Many people have seen the heartbreaking photos of animals deformed by the Chernobyl meltdown, but the decidedly smaller radiation seepage at Three Mile Island has not, according to official reports, produced any similar results due to the fact that the radiation expelled into the atmosphere was minimal. That said, United Press International writes that following the incident, there were frequent reports of animal mutations and stillbirths. For example, over 20 farmers claimed that their animals and crops were experiencing health and growth issues. Hundreds of birds died in a two-hour span. One poodle was born with only one eye socket. An area man brought a supermarket fish into his basement and was shocked to find it glowing in the dark. Despite these scary stories, the Nuclear Regulatory Commission rejected the notion that the radiation had caused animal deformities, citing other causes.

The truth? To date, the subject hasn't been opened up again, and there are arguments on both sides. The slew of reports and rumors are the kind of thing that make you wonder, but there are lots of reports of alien abductions, too, so you can't believe everything you hear. For now it's probably best to chalk this one up as fishy but not proven.

What happened after Three Mile Island?

After a partial meltdown followed by one of the worst PR disasters in United States memory, Three Mile Island's reputation was tainted. The Pennsylvania power plant became synonymous with the inherent dangers of nuclear power, making Americans forever distrustful of it. Sure, Three Mile Island stories became less prevalent after Chernobyl exploded in 1986, but that's only because Chernobyl was so much worse, possibly rendering the area immediately surrounding it uninhabitable by humans for the next 20,000 years. Compared to that, anything looks better.

However, casual observers might be surprised to learn that the 1979 meltdown incident didn't end Three Mile Island, despite the many protests and arguments that continued throughout the decades.
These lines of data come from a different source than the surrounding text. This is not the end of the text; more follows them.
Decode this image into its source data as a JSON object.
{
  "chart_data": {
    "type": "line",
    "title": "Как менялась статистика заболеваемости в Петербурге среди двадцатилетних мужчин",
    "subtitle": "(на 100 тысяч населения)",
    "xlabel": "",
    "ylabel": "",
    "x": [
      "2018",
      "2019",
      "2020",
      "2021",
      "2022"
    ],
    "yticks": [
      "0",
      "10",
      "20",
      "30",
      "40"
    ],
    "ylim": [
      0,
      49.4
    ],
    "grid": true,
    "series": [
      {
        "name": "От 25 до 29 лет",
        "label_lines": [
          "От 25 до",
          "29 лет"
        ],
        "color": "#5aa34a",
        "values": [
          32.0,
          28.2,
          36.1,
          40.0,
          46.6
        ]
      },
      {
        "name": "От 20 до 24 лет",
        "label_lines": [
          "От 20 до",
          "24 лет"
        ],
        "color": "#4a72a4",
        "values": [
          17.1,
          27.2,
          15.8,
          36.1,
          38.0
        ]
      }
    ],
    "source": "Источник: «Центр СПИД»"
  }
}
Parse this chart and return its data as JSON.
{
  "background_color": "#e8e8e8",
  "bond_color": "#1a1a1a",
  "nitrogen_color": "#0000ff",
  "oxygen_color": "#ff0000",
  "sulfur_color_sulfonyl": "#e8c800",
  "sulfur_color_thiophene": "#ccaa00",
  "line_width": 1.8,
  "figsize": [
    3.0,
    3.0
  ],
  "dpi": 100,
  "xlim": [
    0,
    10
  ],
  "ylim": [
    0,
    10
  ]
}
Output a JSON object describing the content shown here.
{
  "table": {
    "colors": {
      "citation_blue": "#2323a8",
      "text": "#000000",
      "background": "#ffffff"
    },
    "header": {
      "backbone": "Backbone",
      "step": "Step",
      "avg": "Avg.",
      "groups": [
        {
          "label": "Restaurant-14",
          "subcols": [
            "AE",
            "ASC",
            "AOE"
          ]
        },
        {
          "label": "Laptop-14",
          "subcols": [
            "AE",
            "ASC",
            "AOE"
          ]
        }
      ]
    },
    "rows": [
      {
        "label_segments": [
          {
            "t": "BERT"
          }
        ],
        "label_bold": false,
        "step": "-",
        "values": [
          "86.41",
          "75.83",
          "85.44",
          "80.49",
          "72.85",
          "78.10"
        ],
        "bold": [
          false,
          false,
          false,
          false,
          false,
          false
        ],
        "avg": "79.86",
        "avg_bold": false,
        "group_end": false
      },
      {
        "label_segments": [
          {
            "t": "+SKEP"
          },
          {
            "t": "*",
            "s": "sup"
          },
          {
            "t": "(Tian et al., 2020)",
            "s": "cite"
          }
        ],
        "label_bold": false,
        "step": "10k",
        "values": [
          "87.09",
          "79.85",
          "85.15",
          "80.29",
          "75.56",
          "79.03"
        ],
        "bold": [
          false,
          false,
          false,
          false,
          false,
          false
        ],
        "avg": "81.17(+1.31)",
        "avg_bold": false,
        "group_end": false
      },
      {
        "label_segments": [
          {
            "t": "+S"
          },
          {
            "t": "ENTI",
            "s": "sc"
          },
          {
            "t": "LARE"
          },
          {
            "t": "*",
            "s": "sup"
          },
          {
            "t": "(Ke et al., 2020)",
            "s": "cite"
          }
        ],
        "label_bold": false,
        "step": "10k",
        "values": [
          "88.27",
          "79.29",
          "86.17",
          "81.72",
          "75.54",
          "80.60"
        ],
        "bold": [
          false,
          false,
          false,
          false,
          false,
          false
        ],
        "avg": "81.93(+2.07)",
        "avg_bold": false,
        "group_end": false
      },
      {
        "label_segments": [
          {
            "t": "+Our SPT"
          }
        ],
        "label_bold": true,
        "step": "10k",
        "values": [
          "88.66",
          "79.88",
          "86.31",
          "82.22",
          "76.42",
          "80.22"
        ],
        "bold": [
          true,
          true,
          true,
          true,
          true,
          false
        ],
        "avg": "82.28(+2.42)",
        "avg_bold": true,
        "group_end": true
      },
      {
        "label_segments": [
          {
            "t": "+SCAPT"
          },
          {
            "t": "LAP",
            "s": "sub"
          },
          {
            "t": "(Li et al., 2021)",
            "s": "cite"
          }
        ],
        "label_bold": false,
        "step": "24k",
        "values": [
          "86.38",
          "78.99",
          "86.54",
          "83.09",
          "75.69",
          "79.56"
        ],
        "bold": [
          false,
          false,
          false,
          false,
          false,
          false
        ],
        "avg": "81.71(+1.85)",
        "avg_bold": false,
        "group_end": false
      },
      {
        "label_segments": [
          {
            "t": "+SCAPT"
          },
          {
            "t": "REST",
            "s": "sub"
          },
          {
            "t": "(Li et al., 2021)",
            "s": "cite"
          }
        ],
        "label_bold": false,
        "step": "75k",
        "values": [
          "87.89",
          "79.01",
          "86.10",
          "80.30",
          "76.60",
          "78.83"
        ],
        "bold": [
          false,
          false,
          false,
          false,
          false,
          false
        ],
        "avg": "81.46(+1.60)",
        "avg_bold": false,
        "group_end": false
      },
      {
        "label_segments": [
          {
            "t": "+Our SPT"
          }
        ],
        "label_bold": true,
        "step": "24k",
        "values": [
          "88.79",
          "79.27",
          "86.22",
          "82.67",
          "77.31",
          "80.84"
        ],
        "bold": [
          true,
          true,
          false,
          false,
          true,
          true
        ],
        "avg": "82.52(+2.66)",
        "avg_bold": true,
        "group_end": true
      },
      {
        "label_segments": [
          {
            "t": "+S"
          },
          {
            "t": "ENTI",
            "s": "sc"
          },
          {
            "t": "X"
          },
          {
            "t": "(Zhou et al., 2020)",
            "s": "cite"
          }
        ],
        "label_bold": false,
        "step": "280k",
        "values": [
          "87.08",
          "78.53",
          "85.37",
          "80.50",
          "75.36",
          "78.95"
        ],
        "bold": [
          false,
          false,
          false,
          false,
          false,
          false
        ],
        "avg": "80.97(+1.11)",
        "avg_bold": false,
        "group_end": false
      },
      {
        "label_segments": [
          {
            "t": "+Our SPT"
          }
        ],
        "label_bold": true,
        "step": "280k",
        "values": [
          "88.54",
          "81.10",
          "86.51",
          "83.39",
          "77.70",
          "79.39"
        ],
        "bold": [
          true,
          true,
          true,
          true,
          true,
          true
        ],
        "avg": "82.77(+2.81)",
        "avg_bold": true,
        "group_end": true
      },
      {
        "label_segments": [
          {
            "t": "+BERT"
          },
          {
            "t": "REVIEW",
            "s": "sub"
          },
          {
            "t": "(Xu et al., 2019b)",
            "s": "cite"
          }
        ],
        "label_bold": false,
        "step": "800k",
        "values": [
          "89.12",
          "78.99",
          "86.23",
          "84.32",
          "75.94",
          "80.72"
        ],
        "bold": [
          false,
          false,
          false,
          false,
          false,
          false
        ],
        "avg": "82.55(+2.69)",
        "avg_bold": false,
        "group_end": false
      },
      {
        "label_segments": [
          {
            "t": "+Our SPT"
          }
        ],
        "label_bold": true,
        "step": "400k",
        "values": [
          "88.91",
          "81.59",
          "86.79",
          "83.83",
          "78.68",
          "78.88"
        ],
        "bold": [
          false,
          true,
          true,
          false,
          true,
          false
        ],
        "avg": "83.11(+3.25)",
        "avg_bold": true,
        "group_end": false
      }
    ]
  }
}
Actually, the power plant kept running for another 45 years, according to Popular Mechanics, until in 2019 it was struck down by the far more mundane triple threat of state government, natural gas companies, and the senior-advocacy group AARP. Yes, AARP felt really strongly about shutting it down. The new owners of the power plant, Exelon, repeatedly petitioned the Pennsylvania legislature for subsidies, but these efforts proved fruitless.

So yes, in the end, Three Mile Island only went under because it was losing money, not because of its association with one of the worst nuclear incident in U.S. history. Nonetheless, the power plant's name lives on as a point of debate in the great nuclear energy argument, and a fervent reminder of how easily things can go wrong.